Tuesday, December 4, 2018

For the last several years, some of the world's leading thinkers have fretted over robots and artificial intelligence, with one particular worry — whether jobs across the U.S. and the rest of the advanced economies are going to be wiped out.
The big picture: As of now, no one truly knows what will happen, but everyone agrees on one point — that something is substantially broken when it comes to work. Most Americans have not received a real wage increase in decades, one-third of working-age people are not part of the labor force at all, and the education system seems divorced from the future economy.
So fraught has the subject become that radical solutions are now getting mainstream attention.
Oren Cass, Mitt Romney's former domestic policy adviser and a fellow at the Manhattan Institute, argues that the problem is so profound that it will only be solved by essentially throwing out the long-standing economic policies of both parties.
His new book, "The Once and Future Worker," rejects the usual explanations — that the problem is robots and automation. Rather, he says, public policy has pushed many workers away from physical labor, to which most are suited, and meanwhile taken whacks at the industrial economy, including extraction industries, that might employ these workers.
Cass told me that the entire economic system should be reordered away from a worship of greater GDP and toward wage growth, higher participation of workers in the labor force and a higher savings rate.
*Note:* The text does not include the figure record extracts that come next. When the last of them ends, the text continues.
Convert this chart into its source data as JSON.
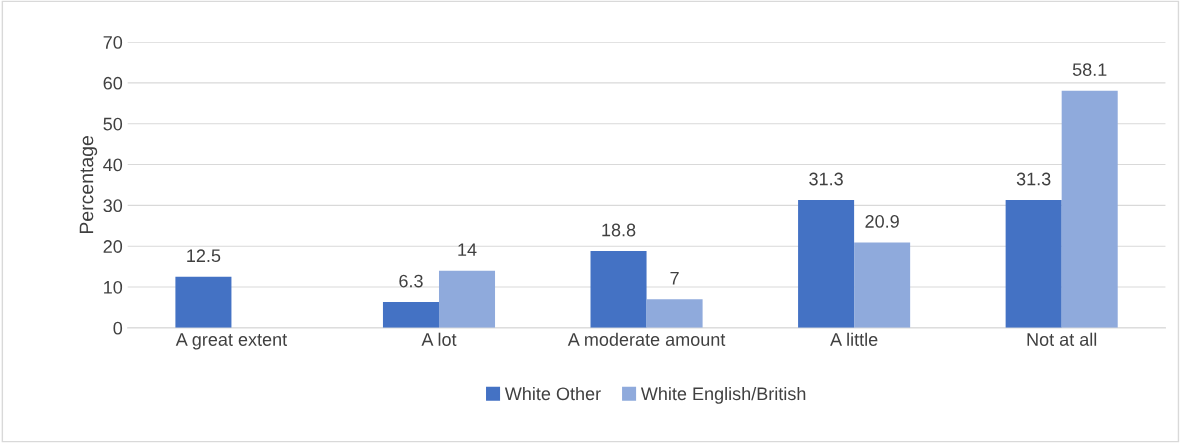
{
  "chart_data": {
    "type": "bar",
    "ylabel": "Percentage",
    "categories": [
      "A great extent",
      "A lot",
      "A moderate amount",
      "A little",
      "Not at all"
    ],
    "series": [
      {
        "name": "White Other",
        "color": "#4472c4",
        "values": [
          12.5,
          6.3,
          18.8,
          31.3,
          31.3
        ]
      },
      {
        "name": "White English/British",
        "color": "#8faadc",
        "values": [
          null,
          14,
          7,
          20.9,
          58.1
        ]
      }
    ],
    "ylim": [
      0,
      70
    ],
    "yticks": [
      0,
      10,
      20,
      30,
      40,
      50,
      60,
      70
    ],
    "grid": "y",
    "legend": "bottom",
    "data_labels": true
  }
}
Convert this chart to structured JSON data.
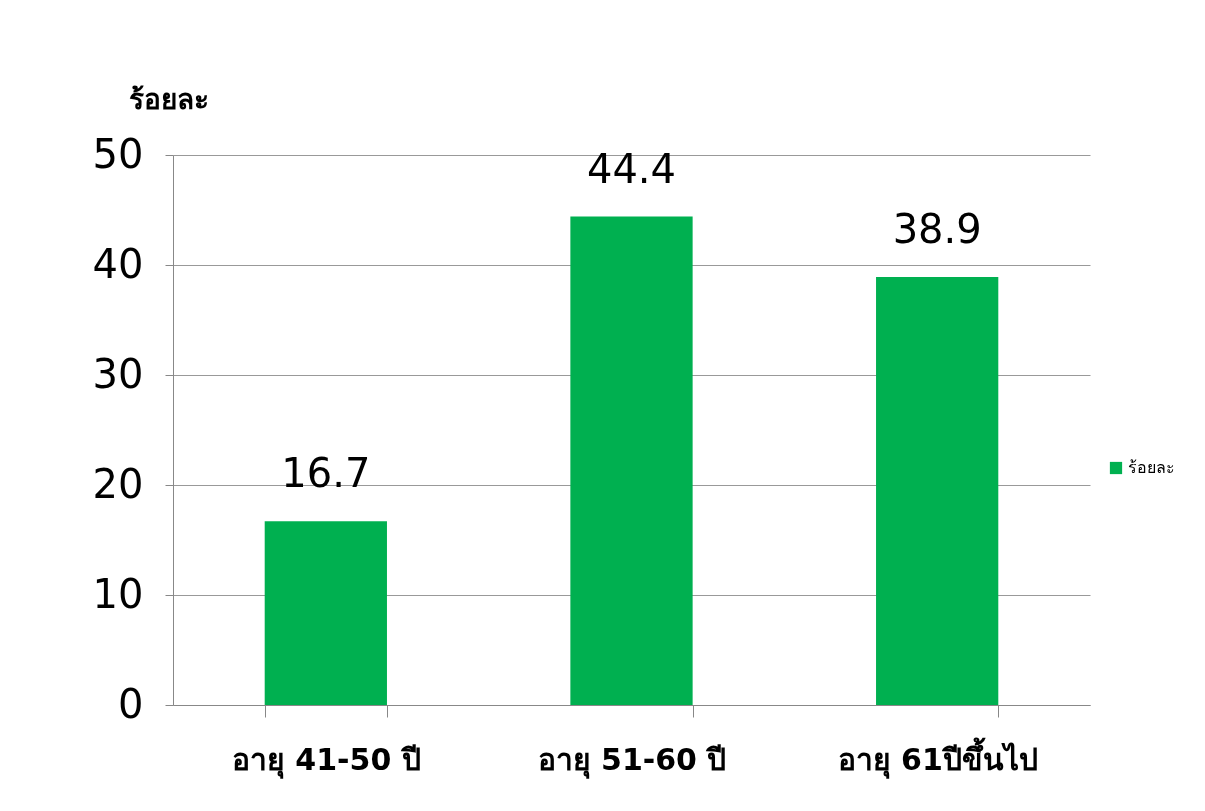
{
  "chart_data": {
    "type": "bar",
    "ylabel": "ร้อยละ",
    "categories": [
      "อายุ 41-50 ปี",
      "อายุ 51-60 ปี",
      "อายุ 61ปีขึ้นไป"
    ],
    "series": [
      {
        "name": "ร้อยละ",
        "color": "#00b050",
        "values": [
          16.7,
          44.4,
          38.9
        ]
      }
    ],
    "ylim": [
      0,
      50
    ],
    "yticks": [
      0,
      10,
      20,
      30,
      40,
      50
    ],
    "grid": "y",
    "legend": "right",
    "data_labels": true
  }
}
The focus of policy should not be on supporting college for everyone, but on skills education. "What we want for society is more than just a larger economic pie," he says.
  • Evidence that the system has failed, he argues, is that, although GDP has tripled since 1975 and spending on lower-income families has quadrupled, poverty has risen and wages have been flat.
  • As a remedy, Cass, like Trump, takes a gigantic step away from decades of orthodoxy, urging an abandonment of both Great Society anti-poverty programs and supply-side tax cuts, arguing that both have resulted in the swath of Americans left behind.
  • Public policy ought to attend primarily not to the health of companies nor the support of poor people, but specifically to workers — building a system in which people of all abilities can obtain a productive job. He calls this "productive pluralism."
The bottom line: The problems and the solutions that Cass proposes are neither Republican nor Democratic. The strength of the book is in striking a much-needed challenge to business as usual. But Cass is conspicuously attempting to give an intellectual foundation to Trump's off-the-cuff policymaking and to influence White House policy and 2020 candidates. In that sense, his book is a political screed. But he is asking the right questions and proposing what is probably needed — an upside-down change to economic policy.